If Martin had written Lord of the Rings, Gandalf would have died to a random Orc arrow, would never have come back, and the Ring wouldn’t have made it to Mount Doom at all. And you’d be left feeling like Gandalf dies for basically no reason--and you’d be right. The suspense in Lord of the Rings doesn’t come from wondering who will die (the only major named characters who die permanently are Boromir and Gollum; both similarly serve important thematic and plot functions when they do, but by Martin’s standard, Tolkien isn’t even trying), or wondering how things will turn out--does anyone ever doubt that the good guys will win?--it comes from seeing how they get there, from wanting to experience the emotional and narrative beats of the story, wanting to see the narrative logic being brought to its conclusion. It’s why it’s a good story even if you know the ending! And all of Tolkien’s work is like that: a well-constructed narrative that is perennially satisfying is far better than a one-off surprise that can never be repeated. That’s a mistake a lot of modern media is making right now, which the rise of undue emphasis on spoilers isn’t doing anything to reduce.

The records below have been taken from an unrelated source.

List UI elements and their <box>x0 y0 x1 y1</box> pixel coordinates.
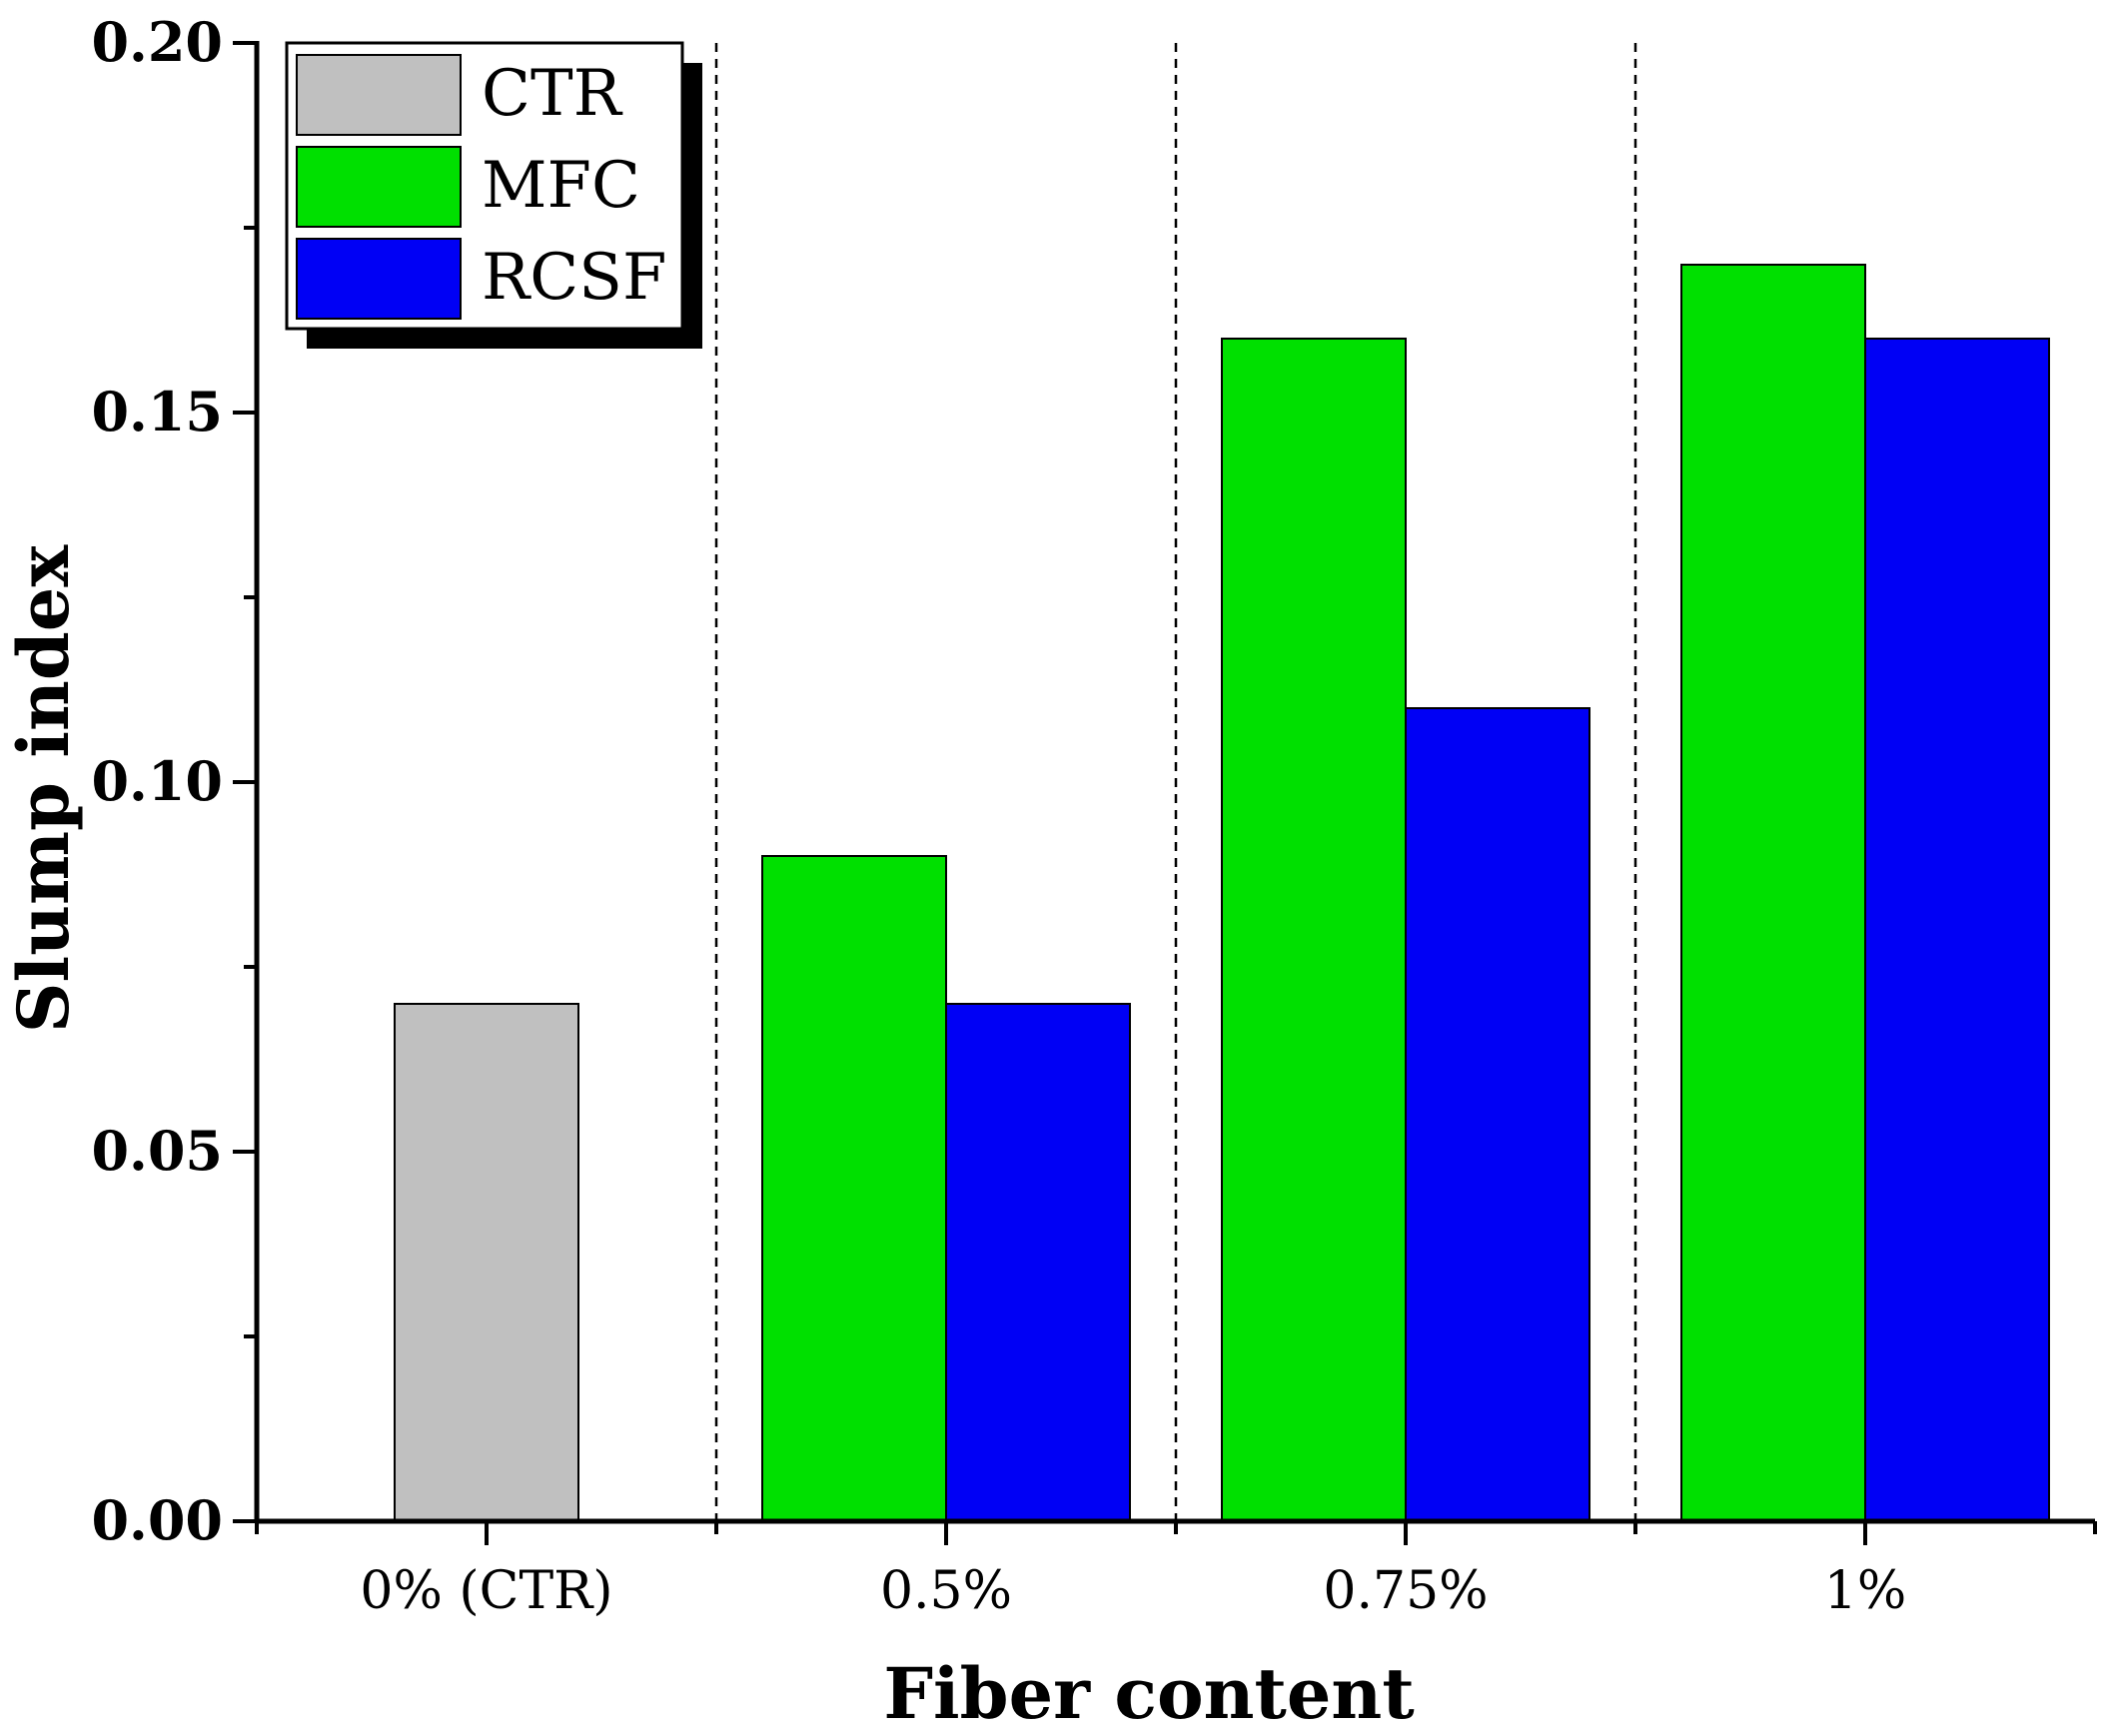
x-axis-title: Fiber content <box>883 1652 1414 1735</box>
bars <box>394 264 2050 1522</box>
y-tick-label: 0.10 <box>91 749 223 813</box>
bar-rcsf-2 <box>1405 707 1590 1522</box>
legend-swatch-mfc <box>296 146 462 228</box>
bar-mfc-2 <box>1221 338 1407 1522</box>
y-axis-ticks: 0.00 0.05 0.10 0.15 0.20 <box>91 10 257 1552</box>
bar-rcsf-1 <box>945 1003 1131 1522</box>
y-tick-label: 0.05 <box>91 1119 223 1183</box>
legend-label-mfc: MFC <box>482 149 640 223</box>
x-tick-label: 0% (CTR) <box>360 1561 612 1621</box>
bar-rcsf-3 <box>1864 338 2050 1522</box>
x-tick-label: 1% <box>1824 1561 1907 1621</box>
x-tick-label: 0.5% <box>880 1561 1012 1621</box>
y-tick-label: 0.00 <box>91 1488 223 1552</box>
group-separators <box>714 43 1637 1521</box>
y-axis-title: Slump index <box>2 544 85 1033</box>
y-tick-label: 0.15 <box>91 380 223 443</box>
x-tick-label: 0.75% <box>1323 1561 1488 1621</box>
legend-swatch-ctr <box>296 54 462 136</box>
legend-swatch-rcsf <box>296 238 462 320</box>
bar-mfc-1 <box>761 855 947 1522</box>
y-tick-label: 0.20 <box>91 10 223 74</box>
legend-label-ctr: CTR <box>482 57 623 131</box>
bar-mfc-3 <box>1680 264 1866 1522</box>
legend: CTR MFC RCSF <box>285 41 702 349</box>
legend-label-rcsf: RCSF <box>482 241 666 315</box>
bar-ctr-0 <box>394 1003 579 1522</box>
x-axis-ticks: 0% (CTR) 0.5% 0.75% 1% <box>255 1521 2097 1621</box>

More generally: there’s nothing wrong with high fantasy externalizing the conflict between good and evil. That is in fact one of its functions, as a kind of moral metaphor or moral proving ground in the same way that, say, science fiction often serves as moral and philosophical proving ground for ideas around technology or exploration or the alien. It’s not obligatory, but to cite that as an insufficiency of any work in the genre is to fail to understand the genre. Tolkien specifically provides some arch moral figures (Morgoth, Sauron, Manwe, Aragorn), but he also provides some much more mixed ones: Denethor, Saruman, Grima Wormtongue, Boromir, Gollum, etc. (also Thorin, Feanor and his sons, and in fact just like a huge chunk of the cast of the Silmarillion in general), and gives his characters plenty of opportunity to reflect that, even in a conflict with a literal evil spirit, there is room for ambiguity (cf. Sam’s meditation on the Haradrim in Ithilien). And the sum total of the effect in Tolkien’s work is that it actually feels like something is at stake. I don’t feel like that in Martin’s world. I feel like if the Night King were just to destroy all of Westeros that would make as much sense and be about as satisfying as any other outcome, because there’s nothing that feels especially worth preserving there.
In discarding everything about both the moral and narrative structure of high fantasy, Martin’s world leaves nothing for one to hang one’s hat on, nothing to use as a fixed point of reference when it comes to orienting yourself in it; he is writing a critique against many things, perhaps, but not an argument for anything. The result leaves me quite cold.